Paula recogió el sobre que él había echado al buzón. Era grande y de color marrón. Al abrirlo vió que contenía tarjetas de felicitación. Entonces las desplegó sobre su falda. Era sus tarjetas, su trabajo acabado. «G de Guillermo» «B de Beatríz», «D de Darío», «P de Pedro». Guillermo era el cuñado de Pedro. ¿Pero quién era Beatríz? ¿Y Darío? Había una breve nota en la tarjeta con la letra P.
"Paula, me habría encantado «Construir ante vuestra puerta un cabaña de sauce», pero tengo planes para esta noche que no puedo cancelar. Mientras tanto, aquí está lo que hemos logrado hasta el momento. Pedro".
¿Planes? ¿Para qué? Si hubiera ido a cenar con Daniela y Gustavo, le habría bastado cruzar el jardín y entregarle las tarjetas personalmente. No era un hombre que comprendiera el significado de la palabra «No». «Bueno, lo que él haga no es cosa tuya», se dijo intentando no sentir celos, ni pensar que ya había encontrado a otra chica a quien pudiera mirar a los ojos sin tener que arrodillarse. Luego volvió a leer la nota. ¿Una cabaña de sauce? Vagamente la reconoció como una cita de algo que había estudiado en el colegio.

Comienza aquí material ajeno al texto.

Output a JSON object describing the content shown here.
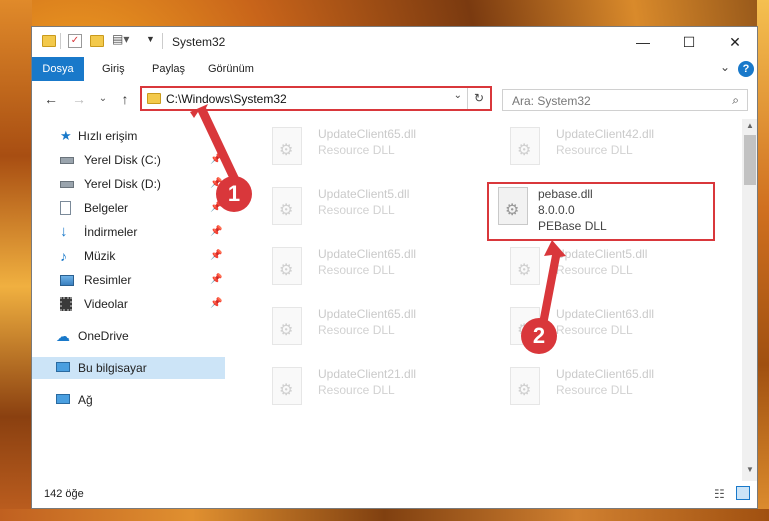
{
  "window": {
    "title": "System32"
  },
  "titlebar": {
    "minimize": "—",
    "maximize": "☐",
    "close": "✕"
  },
  "ribbon": {
    "tabs": [
      "Dosya",
      "Giriş",
      "Paylaş",
      "Görünüm"
    ],
    "collapse": "⌄",
    "help": "?"
  },
  "nav": {
    "back": "←",
    "forward": "→",
    "recent": "⌄",
    "up": "↑",
    "address": "C:\\Windows\\System32",
    "address_drop": "⌄",
    "refresh": "↻"
  },
  "search": {
    "placeholder": "Ara: System32",
    "icon": "⌕"
  },
  "sidebar": {
    "items": [
      {
        "label": "Hızlı erişim",
        "icon": "star-icon",
        "pinned": false
      },
      {
        "label": "Yerel Disk (C:)",
        "icon": "drive-icon",
        "pinned": true
      },
      {
        "label": "Yerel Disk (D:)",
        "icon": "drive-icon",
        "pinned": true
      },
      {
        "label": "Belgeler",
        "icon": "documents-icon",
        "pinned": true
      },
      {
        "label": "İndirmeler",
        "icon": "download-icon",
        "pinned": true
      },
      {
        "label": "Müzik",
        "icon": "music-icon",
        "pinned": true
      },
      {
        "label": "Resimler",
        "icon": "pictures-icon",
        "pinned": true
      },
      {
        "label": "Videolar",
        "icon": "videos-icon",
        "pinned": true
      },
      {
        "label": "OneDrive",
        "icon": "cloud-icon",
        "pinned": false
      },
      {
        "label": "Bu bilgisayar",
        "icon": "computer-icon",
        "pinned": false
      },
      {
        "label": "Ağ",
        "icon": "network-icon",
        "pinned": false
      }
    ],
    "pin_glyph": "📌"
  },
  "files": [
    {
      "name": "UpdateClient65.dll",
      "desc": "Resource DLL"
    },
    {
      "name": "UpdateClient42.dll",
      "desc": "Resource DLL"
    },
    {
      "name": "UpdateClient5.dll",
      "desc": "Resource DLL"
    },
    {
      "name": "pebase.dll",
      "version": "8.0.0.0",
      "desc": "PEBase DLL"
    },
    {
      "name": "UpdateClient65.dll",
      "desc": "Resource DLL"
    },
    {
      "name": "UpdateClient5.dll",
      "desc": "Resource DLL"
    },
    {
      "name": "UpdateClient65.dll",
      "desc": "Resource DLL"
    },
    {
      "name": "UpdateClient63.dll",
      "desc": "Resource DLL"
    },
    {
      "name": "UpdateClient21.dll",
      "desc": "Resource DLL"
    },
    {
      "name": "UpdateClient65.dll",
      "desc": "Resource DLL"
    }
  ],
  "annotations": {
    "badge1": "1",
    "badge2": "2"
  },
  "status": {
    "count": "142 öğe"
  },
  "colors": {
    "accent": "#1979ca",
    "highlight": "#d9373b",
    "selected": "#cce4f7"
  }
}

Daniela tendría que saber de qué se trataba, siempre se le habían dado bien esas cosas. Al mirarse en el espejo del vestíbulo, dejó escapar un grito ahogado. Con ese aspecto de ninguna manera podía subir a cenar con ellos. Tendría que llamar a Daniela y decirle que había recibido un encargo muy urgente. Si alegaba cansancio no pasaría ni un minuto y ya la tendría a su lado, y no quería que nadie la viera con ese pelo, especialmente Fran. Le bastaría una mirada para darse cuenta de todo.
—¿Una cabaña de sauce? —repitió Daniela, minutos más tarde—. Es de Shakespeare. Noche de Epifanía, ¿No te acuerdas? Verás, Olivia pregunta a Viola qué haría si amara a alguien que no le correspondiera y... Espera, no cuelgues... —se produjo un sonido como si una mano hubiese tapado el auricular—. Lo buscaré y podrás verlo cuando subas.
—No, por eso te llamaba. Acabo de recibir un fax relacionado con las ilustraciones que he estado haciendo esta semana. Quieren que las modifique un poco y debo entregarlas a primera hora de la mañana.
—De acuerdo, si tienes que trabajar lo dejaremos para otra ocasión.
—Desde luego. ¿Y qué hay de la cita de Shakespeare? —insistió Paula.
—Me parece que dice así: «Me haría una cabaña de sauce ante vuestra puerta...»
—«Me haría una cabaña de sauce ante vuestra puerta e invocaría a mi alma dentro de vuestra casa. Escribiría sentidos versos de despreciado amor y los cantaría a toda voz...»
Paula dejó caer el auricular y se giró. Ahí estaba Pedro, apoyado en el marco de la puerta, con un esmoquin que le sentaba maravillosamente recitando los versos de Shakespeare.
—¡Para ya! —gritó, desesperada.
—«En la profundidad de la noche...»
—¡No! No sigas. Por favor, Pedro, no me hagas esto. No puedo soportarlo —imploró traicionando todos los sentimientos que había ocultado con tanto dolor.
Pedro cruzó la habitación y tomó el auricular.
—Está bien, Daniela. Gracias —dijo antes de cortar la comunicación.
—¡No está bien!
—¿Quieres decirme qué ha sucedido? —preguntó Pedro suavemente sin hacer caso de sus palabras al tiempo que deslizaba la mano por sus cabellos hasta dejarla reposar en la nuca—. ¿Un mal día para tu pelo?
—El rizo no quería acomodarse.
—¿Y decidiste matarlo?
—Eso es —afirmó. Si lograba hacerlo reír, él olvidaría su grito desesperado—. Ahora ya sabes la verdad. Soy una asesina de rizos.
Él se limitó a sonreír con una ternura conmovedora y, aunque su mano abandonó la nuca, sólo fue para tomarle ambas manos mientras se arrodillaba ante ella.
—No me refiero a lo de hoy, Paula. Lo has hecho antes, ¿Verdad?
¿Qué diablos le había contado Daniela? ¿Cómo se había atrevido?
—¿Qué...?
—Arriba —Pedro la interrumpió—, en el despacho de Daniela, hay una fotografía de ustedes. Me imagino que fue hecha cuando eran estudiantes.